Harry Haller tries to find a common language with people, but fails, even when dealing with those like himself - intellectuals who are the same as all respectable philistines. Having met on the street a professor he knew and at his home, he can not stand the spirit of the intellectual middle class, which the whole situation is impregnated with, starting with a groomed portrait of Goethe, who is able to decorate any philistine house, and ending with host’s arguments about the Kaiser. Enraged hero wandering around the city realizes that this episode was a farewell to the middle-class, moral, scientists, it was a victory of Steppenwolf for him in his mind. He wants to leave this world, but is afraid of death. He accidentally wanders into the restaurant "Black Eagle", where he meets a girl named Hermine. They start kind of an affair, but it is rather a relationship of two lonely souls. Hermine, a person more practical, helps Harry to adapt to life, attaching him to the night cafes and restaurants, to jazz and her friends. All this helps him even more clearly to understand their dependence on bourgeois, deceitful nature: he stands for reason and humanity, protests against the cruelty of war, but during the war he did not let himself be shot, and was able to adapt to the situation, found a compromise. He is the enemy of power and operation, but in the bank he has a lot of shares of industrial enterprises, on the interest from which he lives shamelessly.

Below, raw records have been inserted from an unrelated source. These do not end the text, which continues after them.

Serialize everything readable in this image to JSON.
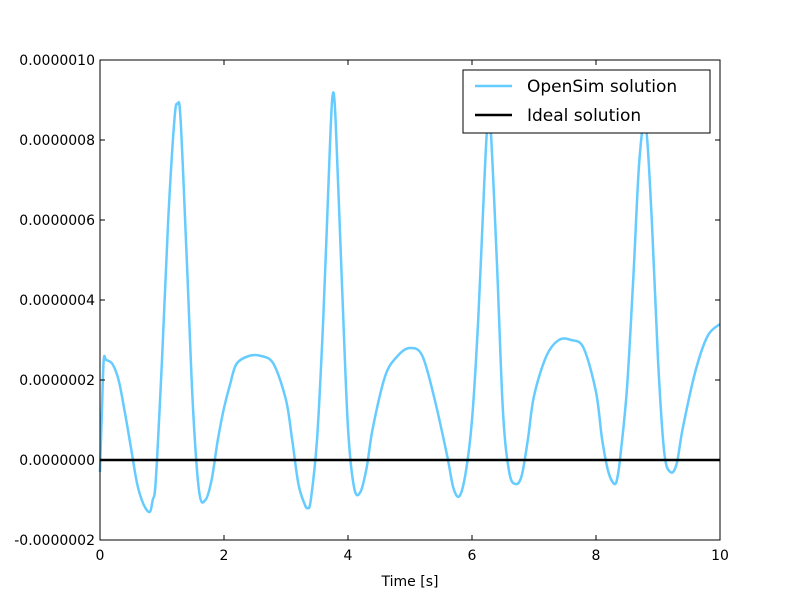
{
  "chart_data": {
    "type": "line",
    "xlabel": "Time [s]",
    "ylabel": "",
    "title": "",
    "xlim": [
      0,
      10
    ],
    "ylim": [
      -2e-07,
      1e-06
    ],
    "x_ticks": [
      0,
      2,
      4,
      6,
      8,
      10
    ],
    "x_tick_labels": [
      "0",
      "2",
      "4",
      "6",
      "8",
      "10"
    ],
    "y_ticks": [
      -2e-07,
      0.0,
      2e-07,
      4e-07,
      6e-07,
      8e-07,
      1e-06
    ],
    "y_tick_labels": [
      "-0.0000002",
      "0.0000000",
      "0.0000002",
      "0.0000004",
      "0.0000006",
      "0.0000008",
      "0.0000010"
    ],
    "grid": false,
    "legend_position": "top-right",
    "series": [
      {
        "name": "OpenSim solution",
        "color": "#66ccff",
        "x": [
          0.0,
          0.03,
          0.06,
          0.1,
          0.2,
          0.3,
          0.4,
          0.5,
          0.6,
          0.7,
          0.8,
          0.85,
          0.9,
          1.0,
          1.1,
          1.2,
          1.25,
          1.3,
          1.4,
          1.5,
          1.6,
          1.7,
          1.8,
          1.9,
          2.0,
          2.1,
          2.2,
          2.4,
          2.6,
          2.8,
          3.0,
          3.1,
          3.2,
          3.3,
          3.35,
          3.4,
          3.5,
          3.6,
          3.7,
          3.75,
          3.8,
          3.9,
          4.0,
          4.1,
          4.2,
          4.3,
          4.4,
          4.6,
          4.8,
          5.0,
          5.2,
          5.4,
          5.6,
          5.7,
          5.8,
          5.9,
          6.0,
          6.1,
          6.2,
          6.25,
          6.3,
          6.4,
          6.5,
          6.6,
          6.7,
          6.8,
          6.9,
          7.0,
          7.2,
          7.4,
          7.6,
          7.8,
          8.0,
          8.1,
          8.2,
          8.3,
          8.35,
          8.4,
          8.5,
          8.6,
          8.7,
          8.8,
          8.9,
          9.0,
          9.1,
          9.2,
          9.3,
          9.4,
          9.6,
          9.8,
          10.0
        ],
        "values": [
          -3e-08,
          1.2e-07,
          2.5e-07,
          2.5e-07,
          2.4e-07,
          2e-07,
          1.2e-07,
          3e-08,
          -6e-08,
          -1.1e-07,
          -1.3e-07,
          -1e-07,
          -5e-08,
          2.5e-07,
          6e-07,
          8.5e-07,
          8.9e-07,
          8.5e-07,
          5e-07,
          1.3e-07,
          -8e-08,
          -1e-07,
          -5e-08,
          5e-08,
          1.3e-07,
          1.9e-07,
          2.4e-07,
          2.6e-07,
          2.6e-07,
          2.4e-07,
          1.5e-07,
          5e-08,
          -6e-08,
          -1.1e-07,
          -1.2e-07,
          -1e-07,
          5e-08,
          3.5e-07,
          7.5e-07,
          9.1e-07,
          8.5e-07,
          4.5e-07,
          8e-08,
          -7e-08,
          -8e-08,
          -2e-08,
          8e-08,
          2.1e-07,
          2.6e-07,
          2.8e-07,
          2.6e-07,
          1.5e-07,
          1e-08,
          -7e-08,
          -9e-08,
          -3e-08,
          1e-07,
          3.5e-07,
          7e-07,
          8.4e-07,
          8.3e-07,
          5e-07,
          1.2e-07,
          -3e-08,
          -6e-08,
          -4e-08,
          5e-08,
          1.6e-07,
          2.6e-07,
          3e-07,
          3e-07,
          2.8e-07,
          1.7e-07,
          5e-08,
          -3e-08,
          -6e-08,
          -4e-08,
          2e-08,
          1.8e-07,
          4.5e-07,
          7.5e-07,
          8.4e-07,
          6e-07,
          2.5e-07,
          2e-08,
          -3e-08,
          -1e-08,
          8e-08,
          2.2e-07,
          3.1e-07,
          3.4e-07
        ]
      },
      {
        "name": "Ideal solution",
        "color": "#000000",
        "x": [
          0,
          10
        ],
        "values": [
          0.0,
          0.0
        ]
      }
    ]
  }
}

Reflecting on the role of classical music, Haller sees in his reverence for it the fate of the entire German intelligence: instead of experiencing life, a German intellectual dreams of a language without words, the ability to express the inexpressible, wants to go to the world of marvelous and blissful sounds and moods that never are put into reality, and as a result - the German mind has missed most of his original tasks. Validity is determined by generals and industrialists considering intellectuals to be unnecessary, detached from reality, irresponsible witty talkers. In these reflections of both the hero and the narrator, apparently, lies the answer to many questions of German reality and, in particular, the question of why one of the most cultured nations in the world has unleashed two world wars that have almost destroyed humanity.

At the end of the novel he goes to a masquerade ball, where immerses in the element of eroticism and jazz. Looking for Hermine dressed like a young man, Harry falls to the basement of the restaurant – the hell where play the devil-musicians. The atmosphere reminds him of the Walpurgis Night masquerade in Goethe's "Faust" (devil’s masks, wizards, time of day - midnight) and Hoffman’s fabulous visions, where good and evil, sin and virtue are indistinguishable. Running from the world the hero of the German romantic tradition shows a split personality: a philosopher, a dreamer and a lover of music coexists with the killer within him. This occurs in the "magic theater" ( "Entrance only for crazy"), where Haller gets with the help Hermine’s friend saxophonist Pablo, a connoisseur of narcotic herbs. Fiction and reality merge. Haller kills Hermine, meets the great Mozart, who reveals to him the meaning of life - it should not be taken too seriously. Humor is needed in this world – it should help out of desperation, to maintain sanity and faith in man. Then Mozart turns to Pablo, who convinces the hero that life is identical to the game, the rules of which must be strictly observed. The hero is comforted by the fact that one day he will be able to play again.